Please Bees and Butterflies With Sulphur Cosmos
Sulphur cosmos are the easiest flowers to sow and grow in the summer garden. Blooming in shades of yellow and orange, sulphur cosmos prospers in heat that causes regular cosmos to melt down with disease. Direct sow seeds in early June, just before rain is expected, and you will see seedlings within a week. Extra seedlings are easy to lift and transplant. Bees and butterflies often visit sulphur cosmos blooms, and then the plants produce seeds that are easy to gather and save for replanting in subsequent seasons.
Marigolds to Improve Soil
Marigolds should never be underestimated as a source of fabulous autumn colour. Summer-sown plants of small-flowered dwarf French marigolds (Tagetes patula) in shades of orange, yellow and mahogany often hold back until nights lengthen in late summer, and then burst into bloom as leaves begin to fall. The roots of this species help stimulate the soil food web while starving out problem nematodes, so French marigolds also can be considered a healing plant for troubled sections of the garden.

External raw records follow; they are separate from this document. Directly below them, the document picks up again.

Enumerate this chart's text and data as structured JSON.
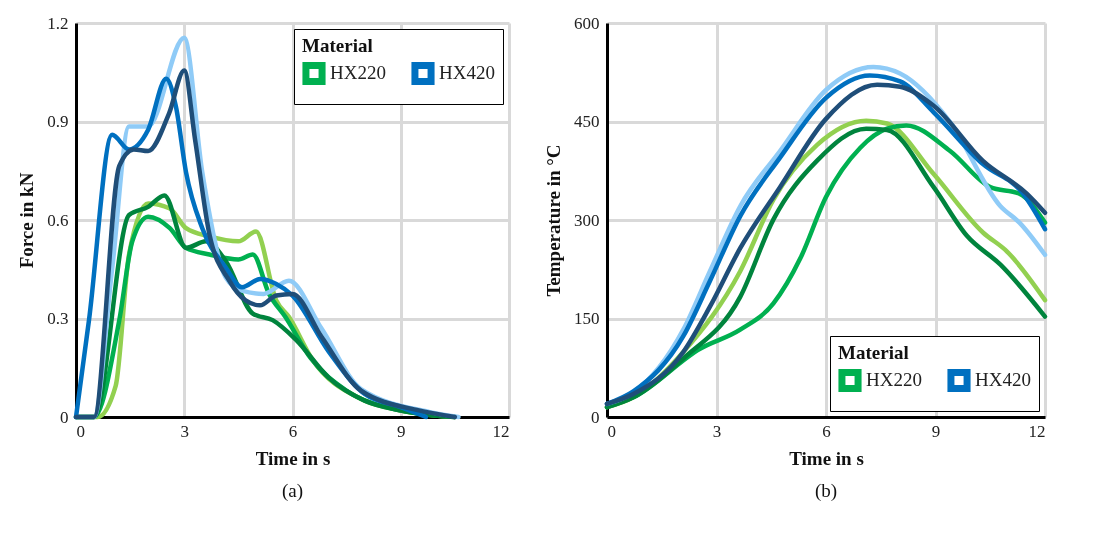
{
  "chart_data": [
    {
      "type": "line",
      "title": "(a)",
      "xlabel": "Time in s",
      "ylabel": "Force in kN",
      "legend_title": "Material",
      "legend": "top right",
      "grid": true,
      "xlim": [
        0,
        12
      ],
      "xticks": [
        0,
        3,
        6,
        9,
        12
      ],
      "ylim": [
        0,
        1.2
      ],
      "yticks": [
        0,
        0.3,
        0.6,
        0.9,
        1.2
      ],
      "series": [
        {
          "color": "#92d050",
          "x": [
            0,
            0.6,
            1.1,
            1.47,
            2.0,
            2.6,
            3.05,
            3.7,
            4.5,
            4.99,
            5.55,
            5.9,
            6.54,
            7.9,
            9,
            10.5
          ],
          "values": [
            0,
            0,
            0.095,
            0.495,
            0.65,
            0.635,
            0.575,
            0.55,
            0.535,
            0.565,
            0.355,
            0.305,
            0.177,
            0.055,
            0.02,
            0
          ]
        },
        {
          "name": "HX220",
          "color": "#00b050",
          "x": [
            0,
            0.5,
            1.2,
            1.56,
            2.0,
            2.6,
            3.05,
            3.7,
            4.5,
            4.9,
            5.35,
            5.8,
            6.5,
            7.5,
            9,
            10.5
          ],
          "values": [
            0,
            0,
            0.295,
            0.535,
            0.61,
            0.575,
            0.515,
            0.495,
            0.48,
            0.495,
            0.375,
            0.305,
            0.18,
            0.08,
            0.02,
            0
          ]
        },
        {
          "color": "#00843d",
          "x": [
            0,
            0.5,
            1.47,
            2.0,
            2.45,
            3.05,
            3.6,
            4.15,
            4.9,
            5.45,
            6.1,
            7,
            8,
            9,
            10.5
          ],
          "values": [
            0,
            0,
            0.615,
            0.64,
            0.675,
            0.515,
            0.535,
            0.475,
            0.315,
            0.295,
            0.235,
            0.12,
            0.05,
            0.02,
            0
          ]
        },
        {
          "color": "#8fcbf7",
          "x": [
            0,
            0.5,
            1.0,
            1.47,
            2.0,
            3.0,
            3.5,
            4.15,
            4.6,
            5.2,
            5.9,
            6.8,
            7.9,
            9.8,
            10.6
          ],
          "values": [
            0,
            0,
            0.45,
            0.885,
            0.885,
            1.155,
            0.745,
            0.425,
            0.385,
            0.375,
            0.415,
            0.27,
            0.085,
            0.015,
            0
          ]
        },
        {
          "name": "HX420",
          "color": "#0070c0",
          "x": [
            0,
            0.36,
            1.0,
            1.47,
            2.0,
            2.5,
            2.77,
            3.05,
            3.5,
            4.15,
            4.6,
            5.1,
            5.55,
            6.0,
            7,
            8,
            9,
            9.7
          ],
          "values": [
            0,
            0.295,
            0.86,
            0.815,
            0.875,
            1.03,
            0.945,
            0.745,
            0.575,
            0.455,
            0.395,
            0.42,
            0.405,
            0.37,
            0.2,
            0.07,
            0.03,
            0
          ]
        },
        {
          "color": "#1f4e79",
          "x": [
            0,
            0.5,
            1.2,
            1.6,
            2.0,
            2.58,
            3.0,
            3.3,
            3.7,
            4.25,
            4.7,
            5.1,
            5.55,
            6.0,
            6.8,
            7.9,
            9.5,
            10.5
          ],
          "values": [
            0,
            0,
            0.765,
            0.815,
            0.81,
            0.925,
            1.055,
            0.845,
            0.555,
            0.415,
            0.355,
            0.34,
            0.37,
            0.375,
            0.245,
            0.08,
            0.02,
            0
          ]
        }
      ]
    },
    {
      "type": "line",
      "title": "(b)",
      "xlabel": "Time in s",
      "ylabel": "Temperature in °C",
      "legend_title": "Material",
      "legend": "bottom right",
      "grid": true,
      "xlim": [
        0,
        12
      ],
      "xticks": [
        0,
        3,
        6,
        9,
        12
      ],
      "ylim": [
        0,
        600
      ],
      "yticks": [
        0,
        150,
        300,
        450,
        600
      ],
      "series": [
        {
          "color": "#92d050",
          "x": [
            0,
            0.72,
            2.09,
            3.65,
            4.56,
            5.75,
            7.1,
            7.67,
            8.95,
            10.3,
            10.96,
            12
          ],
          "values": [
            15,
            30,
            99,
            222,
            331,
            414,
            451,
            447,
            370,
            281,
            252,
            178
          ]
        },
        {
          "name": "HX220",
          "color": "#00b050",
          "x": [
            0,
            0.72,
            2.55,
            3.65,
            4.56,
            5.3,
            6.0,
            6.94,
            7.67,
            8.2,
            9.4,
            10.5,
            11.3,
            12
          ],
          "values": [
            15,
            30,
            104,
            133,
            173,
            242,
            335,
            410,
            439,
            444,
            405,
            350,
            340,
            296
          ]
        },
        {
          "color": "#00843d",
          "x": [
            0,
            0.72,
            2.09,
            3.65,
            4.56,
            5.75,
            7.1,
            7.67,
            8.95,
            9.86,
            10.78,
            12
          ],
          "values": [
            15,
            30,
            89,
            183,
            301,
            390,
            439,
            437,
            350,
            276,
            232,
            153
          ]
        },
        {
          "color": "#8fcbf7",
          "x": [
            0,
            0.72,
            2.09,
            2.82,
            3.65,
            4.74,
            6.0,
            7.3,
            8.03,
            9.4,
            10.78,
            11.3,
            12
          ],
          "values": [
            20,
            37,
            133,
            222,
            321,
            405,
            498,
            533,
            523,
            449,
            321,
            296,
            247
          ]
        },
        {
          "name": "HX420",
          "color": "#0070c0",
          "x": [
            0,
            0.72,
            2.09,
            2.82,
            3.65,
            4.74,
            6.0,
            7.2,
            8.03,
            8.95,
            10.3,
            11.4,
            12
          ],
          "values": [
            20,
            39,
            123,
            207,
            306,
            395,
            486,
            520,
            511,
            464,
            385,
            340,
            286
          ]
        },
        {
          "color": "#1f4e79",
          "x": [
            0,
            0.72,
            2.09,
            2.82,
            3.65,
            4.74,
            6.0,
            7.4,
            8.03,
            8.95,
            10.3,
            11.5,
            12
          ],
          "values": [
            20,
            35,
            99,
            168,
            257,
            350,
            454,
            506,
            503,
            474,
            390,
            340,
            311
          ]
        }
      ]
    }
  ]
}
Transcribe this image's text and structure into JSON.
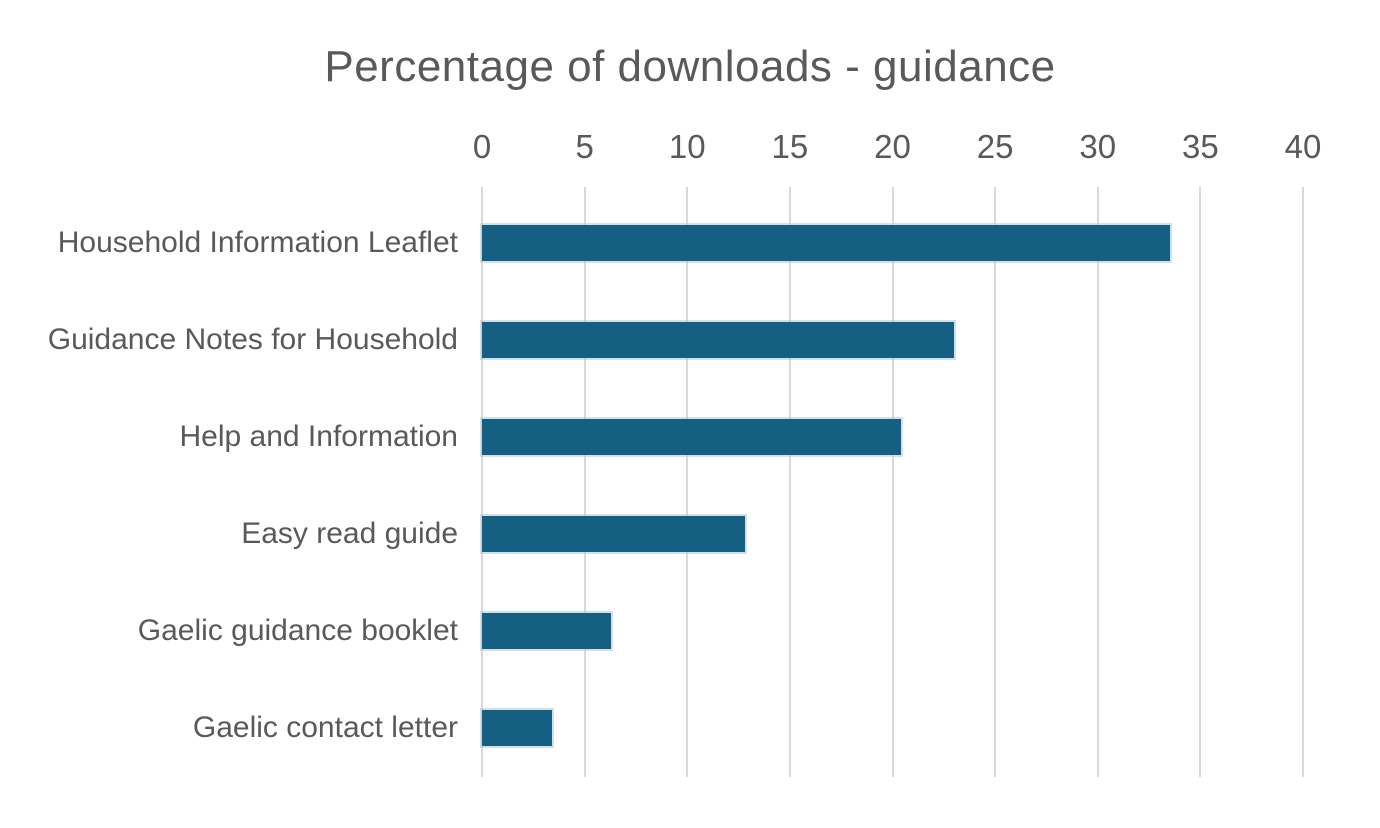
{
  "colors": {
    "bar": "#156082",
    "bar_halo": "#adc7d4",
    "gridline": "#d9d9d9",
    "text": "#595959",
    "background": "#ffffff"
  },
  "chart_data": {
    "type": "bar",
    "orientation": "horizontal",
    "title": "Percentage of downloads - guidance",
    "categories": [
      "Household Information Leaflet",
      "Guidance Notes for Household",
      "Help and Information",
      "Easy read guide",
      "Gaelic guidance booklet",
      "Gaelic contact letter"
    ],
    "values": [
      33.5,
      23,
      20.4,
      12.8,
      6.3,
      3.4
    ],
    "xlabel": "",
    "ylabel": "",
    "xlim": [
      0,
      40
    ],
    "xticks": [
      0,
      5,
      10,
      15,
      20,
      25,
      30,
      35,
      40
    ],
    "grid": true,
    "legend": false,
    "value_axis_position": "top",
    "unit": "percent"
  }
}
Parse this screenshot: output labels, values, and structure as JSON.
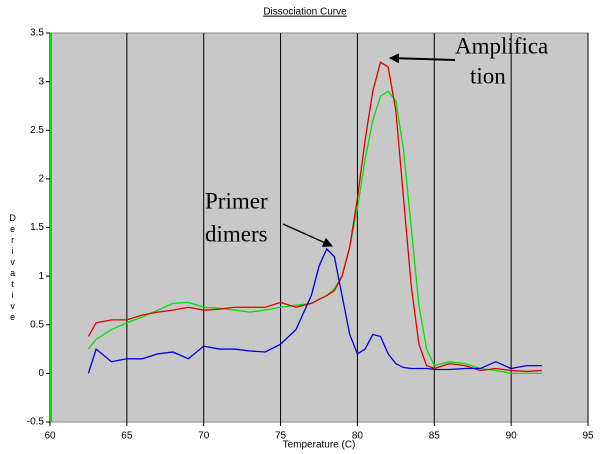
{
  "chart_data": {
    "type": "line",
    "title": "Dissociation Curve",
    "x_label": "Temperature (C)",
    "y_label": "Derivative",
    "xlim": [
      60,
      95
    ],
    "xticks": [
      60,
      65,
      70,
      75,
      80,
      85,
      90,
      95
    ],
    "ylim": [
      -0.5,
      3.5
    ],
    "yticks": [
      -0.5,
      0,
      0.5,
      1,
      1.5,
      2,
      2.5,
      3,
      3.5
    ],
    "grid": "x",
    "x": [
      62.5,
      63,
      64,
      65,
      66,
      67,
      68,
      69,
      70,
      71,
      72,
      73,
      74,
      75,
      76,
      77,
      77.5,
      78,
      78.5,
      79,
      79.5,
      80,
      80.5,
      81,
      81.5,
      82,
      82.5,
      83,
      83.5,
      84,
      84.5,
      85,
      86,
      87,
      88,
      89,
      90,
      91,
      92
    ],
    "series": [
      {
        "color": "#00e000",
        "values": [
          0.25,
          0.35,
          0.45,
          0.52,
          0.58,
          0.65,
          0.72,
          0.73,
          0.68,
          0.67,
          0.65,
          0.63,
          0.65,
          0.68,
          0.7,
          0.72,
          0.76,
          0.8,
          0.87,
          1.0,
          1.3,
          1.7,
          2.2,
          2.6,
          2.85,
          2.9,
          2.8,
          2.3,
          1.5,
          0.7,
          0.25,
          0.08,
          0.12,
          0.1,
          0.05,
          0.03,
          0.0,
          0.0,
          0.0
        ]
      },
      {
        "color": "#e00000",
        "values": [
          0.38,
          0.52,
          0.55,
          0.55,
          0.6,
          0.63,
          0.65,
          0.68,
          0.65,
          0.66,
          0.68,
          0.68,
          0.68,
          0.73,
          0.68,
          0.72,
          0.76,
          0.8,
          0.85,
          1.0,
          1.3,
          1.8,
          2.4,
          2.9,
          3.2,
          3.15,
          2.7,
          1.8,
          0.9,
          0.3,
          0.08,
          0.05,
          0.1,
          0.08,
          0.03,
          0.05,
          0.03,
          0.02,
          0.03
        ]
      },
      {
        "color": "#0000e0",
        "values": [
          0.0,
          0.25,
          0.12,
          0.15,
          0.15,
          0.2,
          0.22,
          0.15,
          0.28,
          0.25,
          0.25,
          0.23,
          0.22,
          0.3,
          0.45,
          0.8,
          1.1,
          1.28,
          1.2,
          0.8,
          0.4,
          0.2,
          0.25,
          0.4,
          0.38,
          0.2,
          0.1,
          0.06,
          0.05,
          0.05,
          0.05,
          0.04,
          0.04,
          0.05,
          0.05,
          0.12,
          0.05,
          0.08,
          0.08
        ]
      }
    ],
    "annotations": [
      {
        "lines": [
          "Amplifica",
          "tion"
        ]
      },
      {
        "lines": [
          "Primer",
          "dimers"
        ]
      }
    ]
  }
}
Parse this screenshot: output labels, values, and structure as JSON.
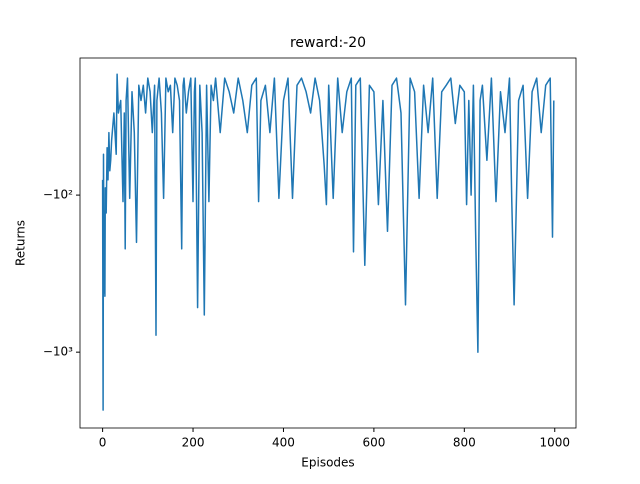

Autumn Salads With Nasturtiums
Nasturtiums that grow from seeds shed in the garden the previous season often do not appear until early summer, because nasturtiums germinate best in warm soil. However, the plants suffer in high heat, so wait until late July to sow seeds for autumn blooming. Grow summer nasturtiums in lean soil to keep them from growing scads of leaves rather than flowers. Nasturtium leaves and flowers that grow in cool autumn weather are tasty additions to salads.
Short but Sweet Sunflowers
Sunflowers can be phenomenally successful in late summer, with one caveat: The display must face south. In any season sunflowers are likely to twist so they face the setting sun, but as late summer sun become weaker and days shorter, sunflowers become even more resolute about following the sun. Summer-planted sunflowers will start blooming in about eight weeks, on plants that may be shorter than the same varieties grown in spring.
Zinnias planted in spring often decline in late summer due to old age and powdery mildew, so I always start more seeds in June as late summer replacements. I start seeds in small containers, outdoors in the shade, so the plants will be easy to transplant to where they are most needed. Small-flowered narrow-leaf zinnias are especially good for this use because they resist disease and need less water than large-flowered zinnias. Bees and butterflies love them, including migrating monarchs that pass through where I live in late September. The monarch migration is the last big event in my flower gardening season, staged with substantial support from summer-sown flowers.